Research · February 2026
Maker vs. Taker Returns in Prediction Markets: An Empirical Analysis
By Alpha Beta
Abstract
We analyze 199,494 trades across 2,000 prediction markets on Kalshi, spanning 1,292 distinct events and approximately 26.2 billion contracts in volume. Our findings reveal a systematic structural advantage for makers (liquidity providers) over takers (aggressive order submitters) at the vast majority of price levels.
Key Findings
Makers Earn Positive Excess Returns
Across our dataset, makers demonstrated win rates significantly higher than the price-implied probability at most price levels. This advantage stems from passive spread capture and inventory management—not directional forecasting skill.
We confirm this through direction symmetry analysis: the Cohen's d between maker YES and NO position returns is approximately 0.02, indicating virtually no directional bias in maker profitability. Makers profit structurally, regardless of which side they quote.
Takers Face Adverse Selection
Takers show negative excess returns at 80 of 99 price levels. The underperformance is most pronounced in low-price (longshot) buckets, where the favorite-longshot bias creates the widest gap between implied and realized probabilities.
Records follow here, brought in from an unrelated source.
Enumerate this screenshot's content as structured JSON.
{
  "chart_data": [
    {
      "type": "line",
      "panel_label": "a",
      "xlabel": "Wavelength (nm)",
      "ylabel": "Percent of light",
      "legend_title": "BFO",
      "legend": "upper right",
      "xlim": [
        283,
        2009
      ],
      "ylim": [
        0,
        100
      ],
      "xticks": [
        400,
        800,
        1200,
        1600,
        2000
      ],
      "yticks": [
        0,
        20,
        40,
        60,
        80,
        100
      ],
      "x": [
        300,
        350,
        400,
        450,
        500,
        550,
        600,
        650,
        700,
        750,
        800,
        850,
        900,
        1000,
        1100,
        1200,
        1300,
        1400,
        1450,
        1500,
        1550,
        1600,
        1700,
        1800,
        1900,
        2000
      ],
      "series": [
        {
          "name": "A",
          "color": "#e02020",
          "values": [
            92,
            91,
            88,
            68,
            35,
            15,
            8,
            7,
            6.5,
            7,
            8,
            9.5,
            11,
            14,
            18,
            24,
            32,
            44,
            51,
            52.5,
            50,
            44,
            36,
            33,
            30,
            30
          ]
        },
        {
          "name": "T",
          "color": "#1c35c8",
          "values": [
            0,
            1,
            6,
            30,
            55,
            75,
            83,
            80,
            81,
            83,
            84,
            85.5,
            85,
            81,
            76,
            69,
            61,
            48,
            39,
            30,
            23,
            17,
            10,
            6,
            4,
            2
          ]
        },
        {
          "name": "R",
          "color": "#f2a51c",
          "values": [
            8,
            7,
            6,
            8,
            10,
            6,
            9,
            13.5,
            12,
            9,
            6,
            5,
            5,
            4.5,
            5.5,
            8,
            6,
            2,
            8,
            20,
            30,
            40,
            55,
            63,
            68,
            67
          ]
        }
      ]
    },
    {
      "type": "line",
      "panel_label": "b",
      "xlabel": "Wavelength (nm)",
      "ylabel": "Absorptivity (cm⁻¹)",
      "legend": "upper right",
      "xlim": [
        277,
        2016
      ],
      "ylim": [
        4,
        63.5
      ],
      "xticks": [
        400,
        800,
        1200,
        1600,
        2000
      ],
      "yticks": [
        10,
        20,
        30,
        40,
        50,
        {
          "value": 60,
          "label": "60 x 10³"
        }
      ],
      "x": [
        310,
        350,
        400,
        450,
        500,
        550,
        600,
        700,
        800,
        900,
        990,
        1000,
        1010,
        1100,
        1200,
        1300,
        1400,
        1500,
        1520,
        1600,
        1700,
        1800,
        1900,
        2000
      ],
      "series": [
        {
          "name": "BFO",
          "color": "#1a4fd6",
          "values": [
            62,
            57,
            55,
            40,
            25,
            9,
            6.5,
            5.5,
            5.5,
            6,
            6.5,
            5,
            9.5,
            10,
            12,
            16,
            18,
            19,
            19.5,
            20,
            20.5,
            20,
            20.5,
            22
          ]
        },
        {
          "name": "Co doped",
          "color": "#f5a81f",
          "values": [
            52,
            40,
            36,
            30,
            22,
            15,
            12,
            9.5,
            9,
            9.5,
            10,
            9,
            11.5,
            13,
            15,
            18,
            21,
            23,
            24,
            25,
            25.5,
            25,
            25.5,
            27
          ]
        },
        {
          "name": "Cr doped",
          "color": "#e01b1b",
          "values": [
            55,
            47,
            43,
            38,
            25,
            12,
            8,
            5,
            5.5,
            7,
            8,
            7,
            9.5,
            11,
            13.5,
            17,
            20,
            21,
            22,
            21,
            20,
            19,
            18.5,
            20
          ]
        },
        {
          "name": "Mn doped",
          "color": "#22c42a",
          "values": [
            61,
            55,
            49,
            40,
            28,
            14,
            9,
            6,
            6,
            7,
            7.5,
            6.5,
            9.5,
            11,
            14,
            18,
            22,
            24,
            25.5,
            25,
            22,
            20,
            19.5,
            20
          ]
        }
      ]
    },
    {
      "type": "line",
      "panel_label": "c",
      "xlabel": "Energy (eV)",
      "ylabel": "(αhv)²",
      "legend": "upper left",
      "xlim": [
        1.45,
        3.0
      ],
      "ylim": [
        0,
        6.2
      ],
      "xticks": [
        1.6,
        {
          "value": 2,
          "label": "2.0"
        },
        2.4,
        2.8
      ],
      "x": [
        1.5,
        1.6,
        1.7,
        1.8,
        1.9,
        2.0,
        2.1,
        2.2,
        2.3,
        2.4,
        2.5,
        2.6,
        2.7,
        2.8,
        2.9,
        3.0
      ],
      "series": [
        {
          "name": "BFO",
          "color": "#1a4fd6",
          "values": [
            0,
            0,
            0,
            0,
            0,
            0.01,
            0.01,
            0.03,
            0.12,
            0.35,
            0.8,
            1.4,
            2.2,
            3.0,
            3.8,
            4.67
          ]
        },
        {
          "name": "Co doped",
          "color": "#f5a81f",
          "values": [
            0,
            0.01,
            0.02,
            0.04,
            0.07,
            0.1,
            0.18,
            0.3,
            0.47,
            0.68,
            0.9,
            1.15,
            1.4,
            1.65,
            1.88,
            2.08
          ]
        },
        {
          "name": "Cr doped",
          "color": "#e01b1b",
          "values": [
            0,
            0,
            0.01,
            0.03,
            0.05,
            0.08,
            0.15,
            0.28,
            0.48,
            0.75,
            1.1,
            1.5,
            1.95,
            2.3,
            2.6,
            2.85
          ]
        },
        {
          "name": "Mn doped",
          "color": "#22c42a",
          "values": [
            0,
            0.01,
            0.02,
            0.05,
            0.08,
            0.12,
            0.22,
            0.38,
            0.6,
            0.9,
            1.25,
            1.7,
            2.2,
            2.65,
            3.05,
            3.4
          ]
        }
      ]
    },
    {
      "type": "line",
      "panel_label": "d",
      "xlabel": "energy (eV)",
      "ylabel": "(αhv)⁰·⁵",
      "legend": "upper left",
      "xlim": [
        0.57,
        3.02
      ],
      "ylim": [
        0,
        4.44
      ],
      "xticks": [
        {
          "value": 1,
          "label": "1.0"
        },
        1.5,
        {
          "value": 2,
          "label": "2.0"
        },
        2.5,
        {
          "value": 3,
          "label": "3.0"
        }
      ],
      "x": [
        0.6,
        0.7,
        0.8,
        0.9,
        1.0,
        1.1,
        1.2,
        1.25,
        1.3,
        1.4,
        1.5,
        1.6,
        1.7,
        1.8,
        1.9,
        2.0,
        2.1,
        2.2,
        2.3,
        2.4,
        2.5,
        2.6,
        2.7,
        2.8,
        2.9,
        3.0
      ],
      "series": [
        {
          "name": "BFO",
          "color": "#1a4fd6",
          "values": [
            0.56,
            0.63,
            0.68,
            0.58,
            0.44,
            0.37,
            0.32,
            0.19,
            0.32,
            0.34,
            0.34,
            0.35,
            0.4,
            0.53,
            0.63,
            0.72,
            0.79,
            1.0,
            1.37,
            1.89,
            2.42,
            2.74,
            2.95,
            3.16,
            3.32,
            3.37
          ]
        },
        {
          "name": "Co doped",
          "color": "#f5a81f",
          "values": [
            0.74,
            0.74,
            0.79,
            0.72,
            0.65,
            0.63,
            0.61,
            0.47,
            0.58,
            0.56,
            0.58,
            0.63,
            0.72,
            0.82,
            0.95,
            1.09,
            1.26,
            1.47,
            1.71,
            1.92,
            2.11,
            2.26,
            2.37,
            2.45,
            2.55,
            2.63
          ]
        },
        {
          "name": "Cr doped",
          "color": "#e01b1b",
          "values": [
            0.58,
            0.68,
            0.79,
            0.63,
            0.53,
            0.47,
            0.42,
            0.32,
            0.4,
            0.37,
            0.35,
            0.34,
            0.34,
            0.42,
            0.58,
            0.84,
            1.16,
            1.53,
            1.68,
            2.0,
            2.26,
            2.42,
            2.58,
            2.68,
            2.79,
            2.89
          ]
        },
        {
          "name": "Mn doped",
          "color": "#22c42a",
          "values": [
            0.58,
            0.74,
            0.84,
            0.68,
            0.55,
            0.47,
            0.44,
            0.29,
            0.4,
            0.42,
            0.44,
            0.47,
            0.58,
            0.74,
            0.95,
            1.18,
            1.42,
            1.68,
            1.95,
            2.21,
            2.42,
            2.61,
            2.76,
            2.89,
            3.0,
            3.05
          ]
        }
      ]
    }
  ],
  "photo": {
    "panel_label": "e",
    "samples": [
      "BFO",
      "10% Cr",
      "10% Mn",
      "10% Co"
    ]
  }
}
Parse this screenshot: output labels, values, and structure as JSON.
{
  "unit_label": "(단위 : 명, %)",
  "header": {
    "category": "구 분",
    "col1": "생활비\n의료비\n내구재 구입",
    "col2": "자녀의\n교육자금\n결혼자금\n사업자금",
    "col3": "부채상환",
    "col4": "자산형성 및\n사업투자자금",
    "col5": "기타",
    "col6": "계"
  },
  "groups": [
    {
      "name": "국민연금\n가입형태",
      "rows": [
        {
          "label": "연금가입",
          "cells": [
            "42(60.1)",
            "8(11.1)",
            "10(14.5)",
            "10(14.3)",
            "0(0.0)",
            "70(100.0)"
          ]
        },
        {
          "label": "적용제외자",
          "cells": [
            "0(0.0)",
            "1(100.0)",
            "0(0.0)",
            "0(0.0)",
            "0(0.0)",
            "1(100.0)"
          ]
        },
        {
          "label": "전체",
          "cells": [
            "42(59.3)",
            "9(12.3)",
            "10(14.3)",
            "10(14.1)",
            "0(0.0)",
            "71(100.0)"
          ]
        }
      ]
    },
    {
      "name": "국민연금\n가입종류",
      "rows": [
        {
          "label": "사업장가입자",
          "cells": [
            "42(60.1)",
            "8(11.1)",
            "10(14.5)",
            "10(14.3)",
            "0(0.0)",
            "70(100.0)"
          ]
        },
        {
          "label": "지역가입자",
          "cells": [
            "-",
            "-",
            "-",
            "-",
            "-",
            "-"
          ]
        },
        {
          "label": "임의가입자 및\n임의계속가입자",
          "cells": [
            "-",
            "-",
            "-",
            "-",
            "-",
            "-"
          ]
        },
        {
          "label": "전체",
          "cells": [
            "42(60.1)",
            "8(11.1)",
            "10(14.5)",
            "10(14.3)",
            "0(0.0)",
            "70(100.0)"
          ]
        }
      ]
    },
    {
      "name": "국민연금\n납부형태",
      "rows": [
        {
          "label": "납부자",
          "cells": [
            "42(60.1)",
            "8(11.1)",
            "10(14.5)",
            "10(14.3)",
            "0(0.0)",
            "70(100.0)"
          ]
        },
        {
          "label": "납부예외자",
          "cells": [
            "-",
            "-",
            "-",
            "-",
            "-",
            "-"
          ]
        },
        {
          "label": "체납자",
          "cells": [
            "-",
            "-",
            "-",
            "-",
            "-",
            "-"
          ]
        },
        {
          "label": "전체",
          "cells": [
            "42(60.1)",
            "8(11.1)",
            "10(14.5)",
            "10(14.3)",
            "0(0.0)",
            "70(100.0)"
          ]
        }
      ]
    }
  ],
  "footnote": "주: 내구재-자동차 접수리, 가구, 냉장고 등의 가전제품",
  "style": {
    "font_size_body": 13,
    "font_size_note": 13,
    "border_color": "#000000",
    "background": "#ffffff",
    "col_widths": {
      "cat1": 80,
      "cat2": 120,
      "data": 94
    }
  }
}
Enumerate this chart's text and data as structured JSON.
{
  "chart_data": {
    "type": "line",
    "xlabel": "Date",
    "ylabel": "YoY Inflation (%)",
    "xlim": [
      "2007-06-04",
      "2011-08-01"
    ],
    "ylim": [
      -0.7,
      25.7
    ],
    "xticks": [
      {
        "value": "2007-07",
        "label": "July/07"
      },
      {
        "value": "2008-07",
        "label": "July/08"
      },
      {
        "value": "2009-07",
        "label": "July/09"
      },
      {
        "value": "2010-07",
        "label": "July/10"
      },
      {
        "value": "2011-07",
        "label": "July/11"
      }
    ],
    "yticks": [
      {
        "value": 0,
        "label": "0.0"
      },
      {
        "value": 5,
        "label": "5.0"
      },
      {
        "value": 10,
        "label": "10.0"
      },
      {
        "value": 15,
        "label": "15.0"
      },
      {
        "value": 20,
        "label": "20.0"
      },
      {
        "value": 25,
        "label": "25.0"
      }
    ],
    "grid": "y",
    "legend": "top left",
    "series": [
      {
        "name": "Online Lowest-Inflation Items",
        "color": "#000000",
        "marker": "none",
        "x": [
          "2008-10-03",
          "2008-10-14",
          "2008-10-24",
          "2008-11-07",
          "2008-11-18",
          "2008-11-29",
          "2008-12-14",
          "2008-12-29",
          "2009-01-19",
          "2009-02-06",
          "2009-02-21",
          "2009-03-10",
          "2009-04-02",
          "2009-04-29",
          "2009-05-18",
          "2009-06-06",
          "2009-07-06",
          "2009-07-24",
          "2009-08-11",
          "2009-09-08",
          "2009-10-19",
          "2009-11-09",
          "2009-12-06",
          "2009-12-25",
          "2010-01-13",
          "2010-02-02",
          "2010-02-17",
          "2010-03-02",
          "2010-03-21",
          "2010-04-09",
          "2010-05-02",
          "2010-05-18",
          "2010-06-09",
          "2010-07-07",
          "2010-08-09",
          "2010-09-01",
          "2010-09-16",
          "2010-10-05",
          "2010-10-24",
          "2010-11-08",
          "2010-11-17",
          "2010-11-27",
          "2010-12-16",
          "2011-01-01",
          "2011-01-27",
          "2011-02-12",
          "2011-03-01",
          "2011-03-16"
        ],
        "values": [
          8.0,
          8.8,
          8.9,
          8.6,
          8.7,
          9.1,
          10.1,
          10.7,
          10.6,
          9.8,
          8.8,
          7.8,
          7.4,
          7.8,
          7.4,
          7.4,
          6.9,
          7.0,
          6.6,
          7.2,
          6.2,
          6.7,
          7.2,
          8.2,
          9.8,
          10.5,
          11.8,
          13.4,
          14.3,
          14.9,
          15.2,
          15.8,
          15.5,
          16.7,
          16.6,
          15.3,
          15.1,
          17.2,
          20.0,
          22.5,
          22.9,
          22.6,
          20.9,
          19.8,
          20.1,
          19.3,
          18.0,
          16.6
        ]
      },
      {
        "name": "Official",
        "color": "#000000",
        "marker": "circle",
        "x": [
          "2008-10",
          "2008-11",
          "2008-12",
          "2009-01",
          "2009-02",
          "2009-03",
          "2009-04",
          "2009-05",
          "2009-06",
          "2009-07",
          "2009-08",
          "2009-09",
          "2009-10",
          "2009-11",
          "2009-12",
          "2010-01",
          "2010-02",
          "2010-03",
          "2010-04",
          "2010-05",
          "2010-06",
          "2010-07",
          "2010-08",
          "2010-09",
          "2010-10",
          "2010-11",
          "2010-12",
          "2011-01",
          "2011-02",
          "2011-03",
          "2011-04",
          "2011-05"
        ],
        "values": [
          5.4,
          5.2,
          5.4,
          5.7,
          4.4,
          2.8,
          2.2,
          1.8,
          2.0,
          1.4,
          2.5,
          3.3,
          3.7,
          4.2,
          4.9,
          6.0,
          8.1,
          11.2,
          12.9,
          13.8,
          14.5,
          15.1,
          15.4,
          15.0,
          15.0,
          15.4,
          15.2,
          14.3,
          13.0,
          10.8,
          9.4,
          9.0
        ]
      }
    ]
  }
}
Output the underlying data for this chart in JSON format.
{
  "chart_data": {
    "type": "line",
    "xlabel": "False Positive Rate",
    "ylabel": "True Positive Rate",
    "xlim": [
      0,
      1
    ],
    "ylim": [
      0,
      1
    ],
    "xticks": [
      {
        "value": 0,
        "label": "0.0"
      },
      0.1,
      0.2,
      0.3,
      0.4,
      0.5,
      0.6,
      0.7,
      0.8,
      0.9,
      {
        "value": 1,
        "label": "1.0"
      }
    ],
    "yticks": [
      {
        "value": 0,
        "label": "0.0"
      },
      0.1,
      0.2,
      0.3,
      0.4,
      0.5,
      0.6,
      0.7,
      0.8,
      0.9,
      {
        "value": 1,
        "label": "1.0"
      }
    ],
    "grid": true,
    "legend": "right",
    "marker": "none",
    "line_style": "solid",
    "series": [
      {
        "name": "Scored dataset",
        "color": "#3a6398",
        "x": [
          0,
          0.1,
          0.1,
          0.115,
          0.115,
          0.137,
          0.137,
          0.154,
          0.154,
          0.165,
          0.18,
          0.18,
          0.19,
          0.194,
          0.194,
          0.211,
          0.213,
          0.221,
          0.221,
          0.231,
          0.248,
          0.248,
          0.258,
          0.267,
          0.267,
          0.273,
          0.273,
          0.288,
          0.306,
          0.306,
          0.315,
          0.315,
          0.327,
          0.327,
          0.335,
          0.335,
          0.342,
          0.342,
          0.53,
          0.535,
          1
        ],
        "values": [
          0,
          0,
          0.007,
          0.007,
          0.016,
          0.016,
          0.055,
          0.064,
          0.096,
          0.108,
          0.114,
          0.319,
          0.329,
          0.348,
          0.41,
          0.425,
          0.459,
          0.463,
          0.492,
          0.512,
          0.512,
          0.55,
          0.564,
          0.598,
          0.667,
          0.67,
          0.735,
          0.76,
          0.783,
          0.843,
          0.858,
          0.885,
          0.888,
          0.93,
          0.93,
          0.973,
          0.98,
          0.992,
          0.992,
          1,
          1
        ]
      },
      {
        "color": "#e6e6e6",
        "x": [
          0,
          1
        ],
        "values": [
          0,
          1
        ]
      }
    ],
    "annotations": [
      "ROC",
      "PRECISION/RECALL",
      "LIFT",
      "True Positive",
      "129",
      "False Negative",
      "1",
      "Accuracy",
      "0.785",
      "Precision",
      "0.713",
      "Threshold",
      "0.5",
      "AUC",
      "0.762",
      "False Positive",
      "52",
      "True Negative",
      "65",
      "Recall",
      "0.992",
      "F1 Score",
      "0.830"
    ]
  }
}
This finding has direct implications for trading strategy design: any systematic approach that relies on aggressive (taker) order flow must account for this structural headwind.
Category-Level Decomposition
Market category significantly moderates the maker-taker dynamic:
| Category | Taker Excess Returns | Interpretation |
|---|---|---|
| Crypto | +1.30pp | Takers have informational edge |
| Finance | +2.34pp | Informed trading flow |
| Sports | -0.64pp | Makers advantaged |
| Esports | -5.56pp | Strongest maker advantage |
| Entertainment | -3.06pp | Significant maker edge |
| Media | -3.02pp | Significant maker edge |
In crypto and finance categories, takers show positive excess returns—suggesting informed trading flow that overwhelms the spread. In entertainment, esports, and media categories, the maker advantage is pronounced, indicating less informed taker flow and wider exploitable spreads.
Hourly Analysis
Peak trading hours (17-20 ET) show the highest volume with relatively favorable excess returns for makers. Off-peak hours (0-5 ET) show lower liquidity and wider spreads, creating different risk-reward profiles for market making strategies.
Implications for Strategy Design
These findings inform our approach to systematic prediction market trading:
- Market making should be category-adaptive. A 2-cent spread is optimal for sports; crypto requires 6 cents to compensate for informed flow.
- Favorite-longshot bias creates directional opportunity. The systematic mispricing of longshots, particularly in crypto markets, offers a distinct alpha source separate from market making.
- Position sizing must account for edge uncertainty. Standard Kelly criterion oversizes positions when applied to estimated (not known) edges. Half-Kelly or empirical Kelly adjustments produce better risk-adjusted outcomes.
Methodology
All analysis uses complete order book data from Kalshi's public trade feed. We compute excess returns as the difference between actual win rate and price-implied probability at each cent price level. Statistical significance is assessed via bootstrapped confidence intervals and Cohen's d effect sizes.
This research is for informational purposes only and does not constitute investment advice. Past performance is not indicative of future results.